Ich bin verunsichert und brauche einige Sekunden, um auch die Wut zu spüren, die bei ihren Worten entstanden ist. "Und was fange ich nun mit dir an? Heißt das, dass es besser wäre, zu resignieren und sich mit dem zu arrangieren, was meine perfekte Frau da mitbringt? Mit anderen Worten nun doch eine gute Mutter, Hausfrau, Geliebte zu werden, die gleichzeitig mit Erfolg ihren Job absolviert? Heißt das, dass ich nun doch den Kampf gegen das Altern antreten muß, mit Antifaltencreme und Bodybuilding, für einen "für mein Alter" jugendlichen und attraktiven Körper? Nein, das kann es doch nicht sein!"
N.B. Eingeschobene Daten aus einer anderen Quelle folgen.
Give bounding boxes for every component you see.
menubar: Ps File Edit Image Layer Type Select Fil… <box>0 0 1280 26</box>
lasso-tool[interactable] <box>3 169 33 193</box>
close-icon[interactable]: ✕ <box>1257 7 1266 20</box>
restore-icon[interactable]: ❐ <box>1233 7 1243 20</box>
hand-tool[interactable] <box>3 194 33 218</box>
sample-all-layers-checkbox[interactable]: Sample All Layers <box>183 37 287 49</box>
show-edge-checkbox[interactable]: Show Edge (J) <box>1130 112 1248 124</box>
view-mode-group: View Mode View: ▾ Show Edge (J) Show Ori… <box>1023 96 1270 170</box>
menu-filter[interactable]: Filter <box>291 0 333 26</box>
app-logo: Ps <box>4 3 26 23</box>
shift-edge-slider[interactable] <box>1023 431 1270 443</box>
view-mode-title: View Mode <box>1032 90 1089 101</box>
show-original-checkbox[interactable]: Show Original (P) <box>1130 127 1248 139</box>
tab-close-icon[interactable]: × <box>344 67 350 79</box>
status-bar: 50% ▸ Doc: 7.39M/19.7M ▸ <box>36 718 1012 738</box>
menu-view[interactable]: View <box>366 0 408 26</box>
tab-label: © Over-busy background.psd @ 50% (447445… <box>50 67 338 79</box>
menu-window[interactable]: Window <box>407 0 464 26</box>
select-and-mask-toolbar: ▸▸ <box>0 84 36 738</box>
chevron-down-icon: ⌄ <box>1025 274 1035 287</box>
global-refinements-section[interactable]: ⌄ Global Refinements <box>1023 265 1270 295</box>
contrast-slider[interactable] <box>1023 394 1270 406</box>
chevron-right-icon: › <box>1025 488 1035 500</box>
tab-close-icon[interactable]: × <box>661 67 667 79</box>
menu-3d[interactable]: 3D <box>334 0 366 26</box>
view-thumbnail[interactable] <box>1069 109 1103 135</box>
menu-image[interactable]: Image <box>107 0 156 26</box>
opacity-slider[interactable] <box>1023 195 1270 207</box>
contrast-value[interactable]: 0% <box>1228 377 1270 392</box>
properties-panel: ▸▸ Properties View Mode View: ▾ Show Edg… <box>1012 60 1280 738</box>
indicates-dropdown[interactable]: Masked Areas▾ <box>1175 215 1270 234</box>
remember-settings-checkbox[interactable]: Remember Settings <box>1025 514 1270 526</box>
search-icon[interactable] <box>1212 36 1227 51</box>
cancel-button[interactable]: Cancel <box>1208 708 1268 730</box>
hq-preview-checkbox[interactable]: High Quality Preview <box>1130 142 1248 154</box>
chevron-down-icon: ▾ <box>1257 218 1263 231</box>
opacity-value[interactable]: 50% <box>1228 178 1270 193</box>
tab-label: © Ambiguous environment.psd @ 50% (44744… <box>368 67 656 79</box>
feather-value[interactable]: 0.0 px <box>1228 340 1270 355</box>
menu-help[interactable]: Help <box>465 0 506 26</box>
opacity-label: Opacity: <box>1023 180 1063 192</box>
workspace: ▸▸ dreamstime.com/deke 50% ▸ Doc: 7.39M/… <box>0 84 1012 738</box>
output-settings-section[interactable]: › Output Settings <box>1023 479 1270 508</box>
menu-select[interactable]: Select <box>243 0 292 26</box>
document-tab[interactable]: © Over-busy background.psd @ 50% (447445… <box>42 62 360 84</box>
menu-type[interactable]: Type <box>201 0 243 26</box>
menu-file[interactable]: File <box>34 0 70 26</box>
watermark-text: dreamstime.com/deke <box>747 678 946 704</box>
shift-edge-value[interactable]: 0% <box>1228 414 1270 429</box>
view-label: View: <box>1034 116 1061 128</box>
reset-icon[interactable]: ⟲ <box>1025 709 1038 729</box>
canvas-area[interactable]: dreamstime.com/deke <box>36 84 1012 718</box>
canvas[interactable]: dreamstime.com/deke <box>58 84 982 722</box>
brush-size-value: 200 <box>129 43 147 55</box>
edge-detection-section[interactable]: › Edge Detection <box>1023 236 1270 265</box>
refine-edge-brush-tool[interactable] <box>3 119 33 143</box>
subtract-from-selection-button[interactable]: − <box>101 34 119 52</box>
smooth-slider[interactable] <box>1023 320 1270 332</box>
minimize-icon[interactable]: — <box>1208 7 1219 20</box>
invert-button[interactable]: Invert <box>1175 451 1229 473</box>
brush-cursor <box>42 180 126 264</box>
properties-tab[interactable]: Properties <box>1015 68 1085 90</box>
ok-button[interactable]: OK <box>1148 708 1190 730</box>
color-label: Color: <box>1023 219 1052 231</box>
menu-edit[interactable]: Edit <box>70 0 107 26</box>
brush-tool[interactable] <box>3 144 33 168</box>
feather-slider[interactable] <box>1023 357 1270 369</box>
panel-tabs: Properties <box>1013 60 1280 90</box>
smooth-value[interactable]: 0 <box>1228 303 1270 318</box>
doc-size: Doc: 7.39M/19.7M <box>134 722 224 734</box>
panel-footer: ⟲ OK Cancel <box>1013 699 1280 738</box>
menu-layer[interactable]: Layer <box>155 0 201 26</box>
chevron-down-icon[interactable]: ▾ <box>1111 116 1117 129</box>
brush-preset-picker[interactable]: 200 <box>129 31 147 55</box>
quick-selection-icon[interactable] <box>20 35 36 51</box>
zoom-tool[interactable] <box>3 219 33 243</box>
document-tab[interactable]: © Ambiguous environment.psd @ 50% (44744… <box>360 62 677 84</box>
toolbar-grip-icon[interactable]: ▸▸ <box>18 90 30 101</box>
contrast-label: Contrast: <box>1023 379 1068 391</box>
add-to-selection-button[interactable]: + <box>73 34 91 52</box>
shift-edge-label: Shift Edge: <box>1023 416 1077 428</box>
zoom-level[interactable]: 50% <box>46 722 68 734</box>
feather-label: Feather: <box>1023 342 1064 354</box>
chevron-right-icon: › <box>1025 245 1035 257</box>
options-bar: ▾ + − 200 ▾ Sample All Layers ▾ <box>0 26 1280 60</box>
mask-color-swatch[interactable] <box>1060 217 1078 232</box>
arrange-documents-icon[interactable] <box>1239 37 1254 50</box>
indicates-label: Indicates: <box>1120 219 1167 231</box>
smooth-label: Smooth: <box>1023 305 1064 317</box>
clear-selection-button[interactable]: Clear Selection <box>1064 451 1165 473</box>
"Du kapierst aber auch gar nichts!" sagt mein Schatten und verdreht dabei die Augen. "Du mußt mich neu träumen, wenn ich dir so nicht passe. Du mußt in mich immer wieder deine Visionen und deine Ideale von dir und von deiner Zukunft legen. Dann können wir uns aufeinander zu bewegen und unsere Kräfte vereinen! Das ist doch das Geheimnis: Deine Visionen und deine Schatten sind Energien, die Wandlungen möglich machen. Wenn du mich, deinen Schatten, bewusst träumst, machst du den ersten Schritt, mich zu wandeln und wirklich zu werden." Sie hält einen Moment inne und fägt dann hinzu, während sie sich zur Tür wendet: "Ich muß jetzt gehen, meine Zeit ist hier zu Ende." - "Sehen wir uns wieder?" frage ich leise. "Ja, wenn du einen Traum von dir selbst gefunden hast..."

So hatte ich mir die Begegnung mit meinem Schatten nicht vorgestellt: ich bin total verwirrt. Es ist aber eine fruchtbare Verwirrung, von der Art, die alle meine Gedanken und all mein Spüren durcheinander wirbelt und neu zusammensetzt. Ich schaue auf, um noch einen Blick auf meinen Schatten zu werfen, aber da ist sie, meine perfekte Frau, auch schon verschwunden.